Choice and Decision-Making in Swedish Elderly Care

Wednesday, July 16, 2014: 6:18 PM
Room: 301
Distributed Paper
Anna DUNÉR , Department of social work, University of Gothenburg, Gothenburg, Sweden
Pär BJÄLKEBRING , University of Gothenburg, Sweden
Boo JOHANSSON , University of Gothenburg, Sweden
The Act on System of Choice (2008) has resulted in increased expectations on the Swedish municipalities to implement customer-choice models in elderly care. Proponents of choice models predict the empowerment of older people as well as improved quality. However, knowledge of the impact of competition, privatisation and choice models on eldery care quality are limited.  Hence, it is uncertain how older people act within customer-choice models, both as regards to how active they are in the situation of choice and as to what extent they base their considerations and choices on available information.
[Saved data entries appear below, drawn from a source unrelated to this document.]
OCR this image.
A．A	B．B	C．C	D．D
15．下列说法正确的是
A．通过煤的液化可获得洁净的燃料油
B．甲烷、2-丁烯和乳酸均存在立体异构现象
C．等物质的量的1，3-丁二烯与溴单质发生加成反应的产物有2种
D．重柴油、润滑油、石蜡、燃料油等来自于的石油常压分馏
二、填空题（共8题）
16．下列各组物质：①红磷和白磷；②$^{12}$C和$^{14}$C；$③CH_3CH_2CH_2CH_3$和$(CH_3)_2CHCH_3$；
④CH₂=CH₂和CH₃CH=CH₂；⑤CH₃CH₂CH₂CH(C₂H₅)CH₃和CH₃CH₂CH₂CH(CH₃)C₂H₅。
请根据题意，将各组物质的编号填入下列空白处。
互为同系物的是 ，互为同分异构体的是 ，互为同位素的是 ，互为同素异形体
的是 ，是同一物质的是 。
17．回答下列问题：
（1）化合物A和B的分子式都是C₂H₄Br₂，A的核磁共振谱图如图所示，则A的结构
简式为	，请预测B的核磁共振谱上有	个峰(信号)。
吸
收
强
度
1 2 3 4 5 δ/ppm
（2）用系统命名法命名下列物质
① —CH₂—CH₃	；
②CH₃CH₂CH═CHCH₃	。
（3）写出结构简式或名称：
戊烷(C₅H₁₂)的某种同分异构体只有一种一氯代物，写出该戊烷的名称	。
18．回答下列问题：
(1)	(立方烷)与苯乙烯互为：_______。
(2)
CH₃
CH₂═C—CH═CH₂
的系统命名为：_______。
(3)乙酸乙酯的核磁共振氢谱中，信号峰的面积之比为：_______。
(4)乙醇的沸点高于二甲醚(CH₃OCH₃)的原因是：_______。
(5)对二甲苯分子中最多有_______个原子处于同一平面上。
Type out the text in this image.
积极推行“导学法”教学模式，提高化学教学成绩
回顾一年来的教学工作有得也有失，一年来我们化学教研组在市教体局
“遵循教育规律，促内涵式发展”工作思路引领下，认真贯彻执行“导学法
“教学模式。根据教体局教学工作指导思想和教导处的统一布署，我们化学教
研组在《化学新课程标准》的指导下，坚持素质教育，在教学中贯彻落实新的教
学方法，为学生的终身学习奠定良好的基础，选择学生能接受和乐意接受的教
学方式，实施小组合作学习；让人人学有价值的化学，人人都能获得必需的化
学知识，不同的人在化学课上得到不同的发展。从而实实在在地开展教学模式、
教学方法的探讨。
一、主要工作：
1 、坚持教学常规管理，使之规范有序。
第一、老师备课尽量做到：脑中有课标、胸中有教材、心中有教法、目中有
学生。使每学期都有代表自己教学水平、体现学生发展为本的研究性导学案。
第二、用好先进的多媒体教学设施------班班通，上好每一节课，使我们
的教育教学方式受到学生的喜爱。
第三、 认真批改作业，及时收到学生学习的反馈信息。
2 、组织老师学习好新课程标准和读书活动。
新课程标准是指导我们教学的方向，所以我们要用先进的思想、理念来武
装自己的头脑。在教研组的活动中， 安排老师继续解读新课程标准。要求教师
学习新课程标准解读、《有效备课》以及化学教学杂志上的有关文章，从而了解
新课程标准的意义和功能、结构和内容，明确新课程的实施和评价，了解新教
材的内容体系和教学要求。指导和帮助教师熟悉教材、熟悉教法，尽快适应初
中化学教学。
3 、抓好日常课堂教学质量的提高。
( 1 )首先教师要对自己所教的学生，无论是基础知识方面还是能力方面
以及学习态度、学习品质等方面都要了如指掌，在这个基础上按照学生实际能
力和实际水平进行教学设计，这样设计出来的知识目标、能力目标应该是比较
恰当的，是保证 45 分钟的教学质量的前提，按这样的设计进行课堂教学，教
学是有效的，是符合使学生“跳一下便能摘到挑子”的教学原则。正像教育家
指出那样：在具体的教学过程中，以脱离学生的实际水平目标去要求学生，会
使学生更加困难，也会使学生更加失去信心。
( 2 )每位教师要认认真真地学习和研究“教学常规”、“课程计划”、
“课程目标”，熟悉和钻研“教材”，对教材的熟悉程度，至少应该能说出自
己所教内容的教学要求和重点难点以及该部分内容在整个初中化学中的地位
It has been showed that older peoples’ choices and decisions within elderly care are not isolated instances, but rather have the character of ongoing processes in which choices are constantly negotiated and renegotiated depending on changing circumstances and priorities. Few older people change their choice of elderly care provider, and if so it is usually because the providing firm ceases. Research also shows that older people who are in most need of care may be so cognitively and/or physically affected that they have great difficulties to act as rational consumers. In addition, research show, that rather than acting as willing customers in an elderly care market, older people are trying to accept that they may need help.  The introduction of choice models involves changing roles for older people in need of care, their relatives and local care managers.The aim of this study is to investigate older peoples’ decision making in the Swedish elderly  care context with respect to the grounds and conditions for decisions that contribute to well-being and preserved autonomy. Three municipalities with different models according to older peoples choise and influence in elderly care have been selected for the study. Preliminary results from interviews and participant observations will be presented.